Photo : Noorduin lab, AMOLF

Pour en savoir plus : Glow-in-the-dark semiconductor seashells

La tortue, reine de la glisse

Le ski idéal doit paraît-il allier rigidité pour accrocher la neige dans les courbes et souplesse pour être maniable en entrée et en sortie de virage. Or les skis actuels sont soit souples, pour les skieurs intermédiaires, soit rigides pour les experts. Pour réunir ces deux caractéristiques apparemment incompatibles, Véronique Michaud, du laboratoire de technologie des composites et polymères de l’EPFL (Ecole Polytechnique Fédérale de Lausanne), a eu l’idée de se baser sur la morphologie de la tortue alors qu’elle assistait à un séminaire sur les matériaux bio-inspirés.

«Les écailles de la tortue sont imbriquées entre elles, à l’image d’un puzzle et liées par un polymère» explique la chercheuse. « Lorsque les tortues respirent, les écailles s’écartent légèrement, et la surface est souple. Mais lorsqu’un choc survient, la carapace se bloque et se rigidifie. J’ai tout de suite pensé que l’on pourrait implémenter ces caractéristiques dans un ski. » Cette idée s’est concrétisée dans un partenariat entre l’EPFL et l’entreprise suisse Stöckli.

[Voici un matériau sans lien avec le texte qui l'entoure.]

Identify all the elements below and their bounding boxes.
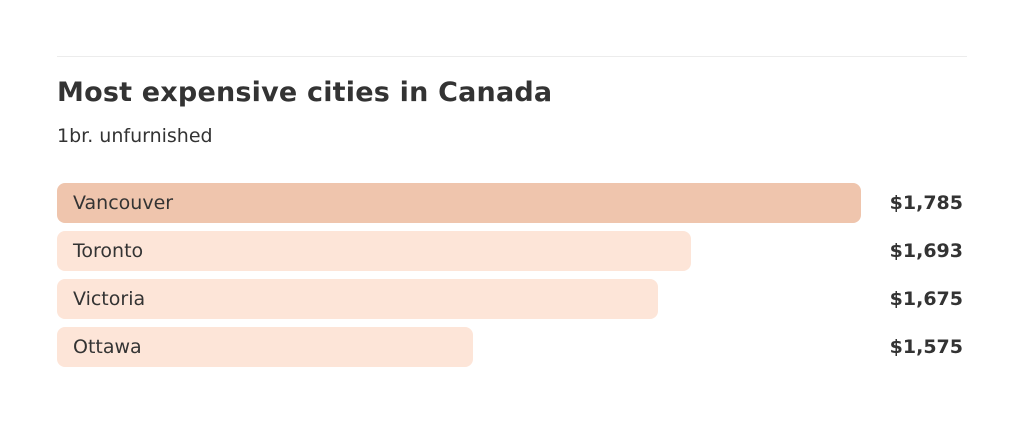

Pour reproduire ce phénomène, la solution la plus efficace consiste à placer à l’intérieur du ski une plaque d’aluminium dotée d’une fente en forme de serpent judicieusement placée à l’avant et à l’arrière. Lorsque le ski se plie dans un virage, les plaques de chaque côté de la fente s’imbriquent entre elles, et le ski se rigidifie, ce qui permet d’effectuer des virages précis et stables. A la sortie du virage, la fente dans la plaque s’écarte légèrement, le ski redevient souple, et il est possible de conduire le ski avec une grande finesse. «Ici, l’aluminium se comporte comme les écailles, et une couche spéciale en caoutchouc entre les couches représente le polymère de la carapace» précise Véronique Michaud.

Les skis équipés de cette solution baptisée « turtle shell » sont en vente depuis 2016, « aussi bien pour des skieurs moyens, qui cherchent à déclencher des virages sans trop d’efforts, que pour des skieurs aguerris, qui pourront en tirer le meilleur parti ».

Pour ma part et sur la base de ma seule première étoile, je m’en tiendrai aux raquettes et partirai à point.

 

Photo : Mauro Paillex sur Unsplash

Pour aller plus loin :

Des skis inspirés des écailles de tortue

Stoeckli turtle-shell technology

 

Le téléphone de Neo ou le sac de Deckard ?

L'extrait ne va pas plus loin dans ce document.